Either way somewhere in the system the knowledge of whether
the low or high state counts as asserted must be stored.

The same goes for inputs really: for example we have a
platform data flag for drivers/mmc/host/mmci.c that tells
whether a card is inserted when the line goes low or high. And
this varies between platforms.

So that would lead to gpio_get_value() being rewritten
as gpio_is_asserted() as well.

We all agree that the meaning of a certain GPIO pins
high vs low state as asserter or deasserted is a machine-
specific thing, so it need to come from device tree or platform
data.

So what this is really all about is whether that knowledge
should be part of the consumer DT node/platform data
or the producer DT node/platform data.

I.e. in the MMCI case whether we encode that into the
DT node/pdata for the GPIO controller or the MMCI
controller.

A bit like whether to eat eggs from the big or little end
you could say :-)

But changing it would have very drastic effects.
Consider this snippet from
arch/arm/boot/dts/snowball.dts:

// External Micro SD slot
sdi0_per1 at 80126000 {
      arm,primecell-periphid = <0x10480180>;
      max-frequency = <50000000>;
      bus-width = <4>;
      mmc-cap-mmc-highspeed;
      vmmc-supply = <&ab8500_ldo_aux3_reg>;

      cd-gpios  = <&gpio6 26 0x4>; // 218
      cd-inverted;

      status = "okay";
};

Note property "cd-inverted".

It states whether the GPIO value is active high (default) or
active low (this flag set). Ironically the binding document is
incomplete but we have to support device trees like this
going forward.

How do I make sure that this device tree continue to work
as expected if we change the semantic of the GPIO subsystem
to only provide gpio_is_asserted()?

You would have to include a function call to the GPIO core
and tell it what is asserted and what is not, like
gpiod_set_assertion_polarity() so the driver can also
tell the GPIO subsystem what is asserted and what is not,
rather than encoding that at the GPIO end of things.

So all of a sudden *both* the consumers and the providers
can define assertion sematics for the pins.

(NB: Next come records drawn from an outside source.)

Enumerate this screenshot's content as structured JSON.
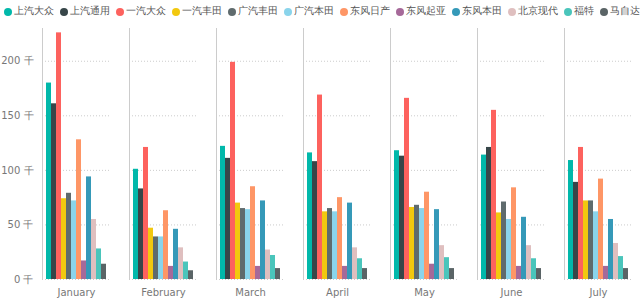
{
  "chart_data": {
    "type": "bar",
    "categories": [
      "January",
      "February",
      "March",
      "April",
      "May",
      "June",
      "July"
    ],
    "series": [
      {
        "name": "上汽大众",
        "color": "#01B8AA",
        "values": [
          180,
          101,
          122,
          116,
          118,
          114,
          109
        ]
      },
      {
        "name": "上汽通用",
        "color": "#374649",
        "values": [
          161,
          83,
          111,
          108,
          113,
          121,
          89
        ]
      },
      {
        "name": "一汽大众",
        "color": "#FD625E",
        "values": [
          226,
          121,
          199,
          169,
          166,
          155,
          121
        ]
      },
      {
        "name": "一汽丰田",
        "color": "#F2C80F",
        "values": [
          74,
          47,
          70,
          62,
          66,
          61,
          72
        ]
      },
      {
        "name": "广汽丰田",
        "color": "#5F6B6D",
        "values": [
          79,
          39,
          65,
          65,
          68,
          71,
          72
        ]
      },
      {
        "name": "广汽本田",
        "color": "#8AD4EB",
        "values": [
          72,
          39,
          64,
          62,
          65,
          55,
          62
        ]
      },
      {
        "name": "东风日产",
        "color": "#FE9666",
        "values": [
          128,
          63,
          85,
          75,
          80,
          84,
          92
        ]
      },
      {
        "name": "东风起亚",
        "color": "#A66999",
        "values": [
          17,
          12,
          12,
          12,
          14,
          12,
          12
        ]
      },
      {
        "name": "东风本田",
        "color": "#3599B8",
        "values": [
          94,
          46,
          72,
          70,
          64,
          57,
          55
        ]
      },
      {
        "name": "北京现代",
        "color": "#DFBFBF",
        "values": [
          55,
          29,
          27,
          29,
          31,
          31,
          33
        ]
      },
      {
        "name": "福特",
        "color": "#4AC5BB",
        "values": [
          28,
          16,
          22,
          19,
          20,
          19,
          21
        ]
      },
      {
        "name": "马自达",
        "color": "#5A6466",
        "values": [
          14,
          8,
          10,
          10,
          10,
          10,
          10
        ]
      }
    ],
    "ylim": [
      0,
      230
    ],
    "yticks": [
      {
        "value": 0,
        "label": "0 千"
      },
      {
        "value": 50,
        "label": "50 千"
      },
      {
        "value": 100,
        "label": "100 千"
      },
      {
        "value": 150,
        "label": "150 千"
      },
      {
        "value": 200,
        "label": "200 千"
      }
    ],
    "grid": true,
    "legend": "top"
  }
}
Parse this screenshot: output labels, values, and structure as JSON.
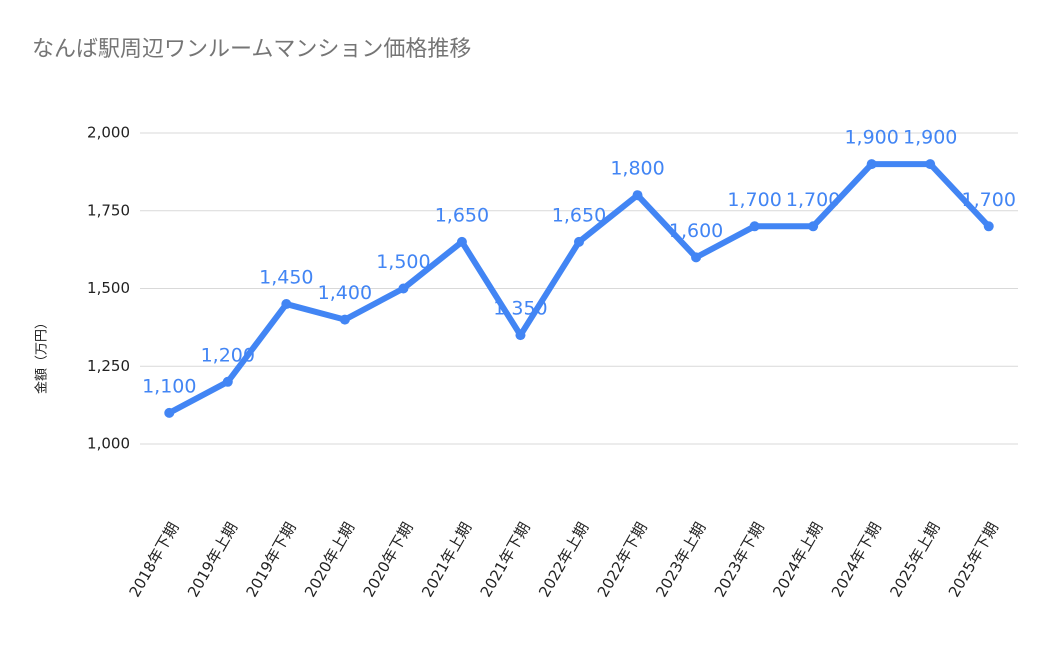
{
  "chart_data": {
    "type": "line",
    "title": "なんば駅周辺ワンルームマンション価格推移",
    "y_label": "金額（万円）",
    "categories": [
      "2018年下期",
      "2019年上期",
      "2019年下期",
      "2020年上期",
      "2020年下期",
      "2021年上期",
      "2021年下期",
      "2022年上期",
      "2022年下期",
      "2023年上期",
      "2023年下期",
      "2024年上期",
      "2024年下期",
      "2025年上期",
      "2025年下期"
    ],
    "values": [
      1100,
      1200,
      1450,
      1400,
      1500,
      1650,
      1350,
      1650,
      1800,
      1600,
      1700,
      1700,
      1900,
      1900,
      1700
    ],
    "value_labels": [
      "1,100",
      "1,200",
      "1,450",
      "1,400",
      "1,500",
      "1,650",
      "1,350",
      "1,650",
      "1,800",
      "1,600",
      "1,700",
      "1,700",
      "1,900",
      "1,900",
      "1,700"
    ],
    "color": "#4285f4",
    "ylim": [
      1000,
      2000
    ],
    "yticks": [
      {
        "value": 1000,
        "label": "1,000"
      },
      {
        "value": 1250,
        "label": "1,250"
      },
      {
        "value": 1500,
        "label": "1,500"
      },
      {
        "value": 1750,
        "label": "1,750"
      },
      {
        "value": 2000,
        "label": "2,000"
      }
    ],
    "grid": true
  }
}
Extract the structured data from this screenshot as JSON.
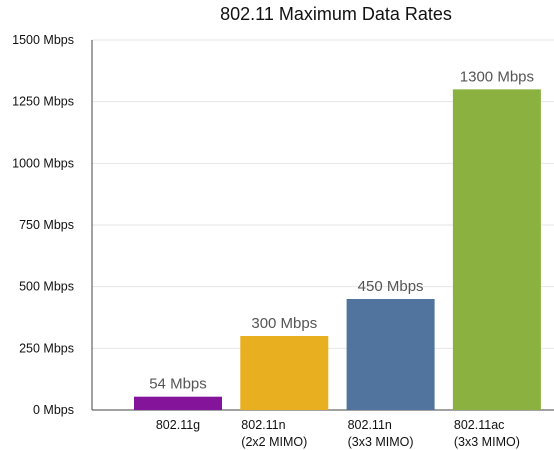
{
  "chart_data": {
    "type": "bar",
    "title": "802.11 Maximum Data Rates",
    "xlabel": "",
    "ylabel": "",
    "ylim": [
      0,
      1500
    ],
    "yticks": [
      {
        "value": 0,
        "label": "0 Mbps"
      },
      {
        "value": 250,
        "label": "250 Mbps"
      },
      {
        "value": 500,
        "label": "500 Mbps"
      },
      {
        "value": 750,
        "label": "750 Mbps"
      },
      {
        "value": 1000,
        "label": "1000 Mbps"
      },
      {
        "value": 1250,
        "label": "1250 Mbps"
      },
      {
        "value": 1500,
        "label": "1500 Mbps"
      }
    ],
    "grid": true,
    "legend": "none",
    "bars": [
      {
        "category": [
          "802.11g"
        ],
        "value": 54,
        "label": "54 Mbps",
        "color": "#84149a"
      },
      {
        "category": [
          "802.11n",
          "(2x2 MIMO)"
        ],
        "value": 300,
        "label": "300 Mbps",
        "color": "#e8b021"
      },
      {
        "category": [
          "802.11n",
          "(3x3 MIMO)"
        ],
        "value": 450,
        "label": "450 Mbps",
        "color": "#50749e"
      },
      {
        "category": [
          "802.11ac",
          "(3x3 MIMO)"
        ],
        "value": 1300,
        "label": "1300 Mbps",
        "color": "#8bb240"
      }
    ]
  }
}
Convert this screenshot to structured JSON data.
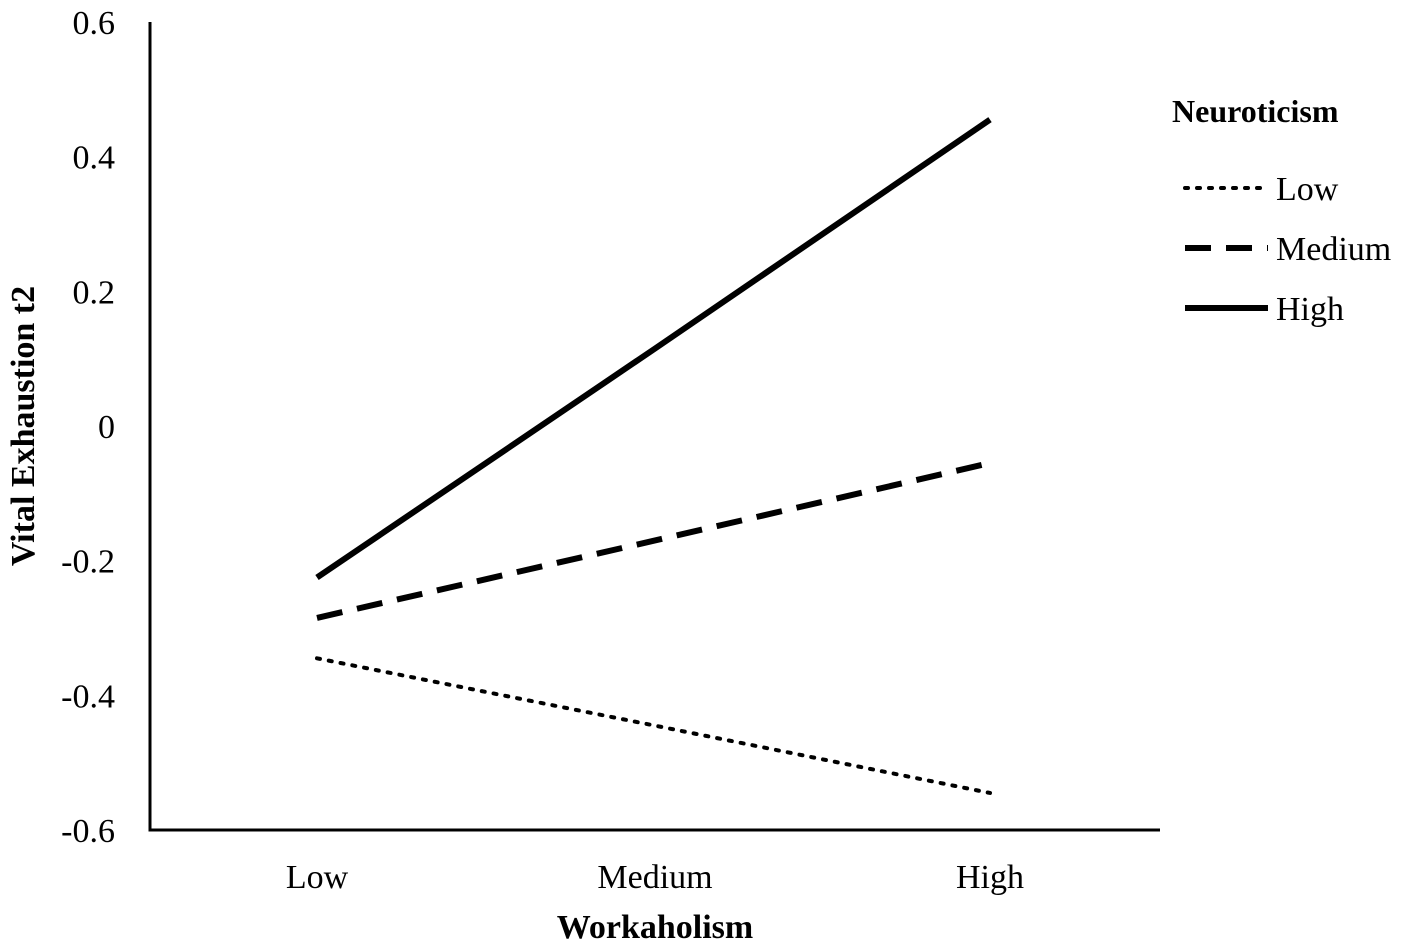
{
  "chart_data": {
    "type": "line",
    "title": "",
    "xlabel": "Workaholism",
    "ylabel": "Vital Exhaustion t2",
    "categories": [
      "Low",
      "Medium",
      "High"
    ],
    "ylim": [
      -0.6,
      0.6
    ],
    "yticks": [
      "0.6",
      "0.4",
      "0.2",
      "0",
      "-0.2",
      "-0.4",
      "-0.6"
    ],
    "ytick_values": [
      0.6,
      0.4,
      0.2,
      0,
      -0.2,
      -0.4,
      -0.6
    ],
    "grid": false,
    "legend": {
      "title": "Neuroticism",
      "placement": "right"
    },
    "series": [
      {
        "name": "Low",
        "style": "dotted",
        "values": [
          -0.345,
          -0.445,
          -0.545
        ]
      },
      {
        "name": "Medium",
        "style": "dashed",
        "values": [
          -0.285,
          -0.17,
          -0.055
        ]
      },
      {
        "name": "High",
        "style": "solid",
        "values": [
          -0.225,
          0.115,
          0.455
        ]
      }
    ],
    "line_color": "#000000"
  }
}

What happens
if they are in disagreement?

So I don't know if that is such a good idea, it just makes
everything much more complex to handle for questionable
gain.

Another issue would be with things like bit-banged buses,
I don't thing an I2C bus with inverted semantics is that
very useful, and it makes things hard to debug for the
user, it's much more clear if the bitbang is driving the
line high or low than if it's asserting or deasserting it.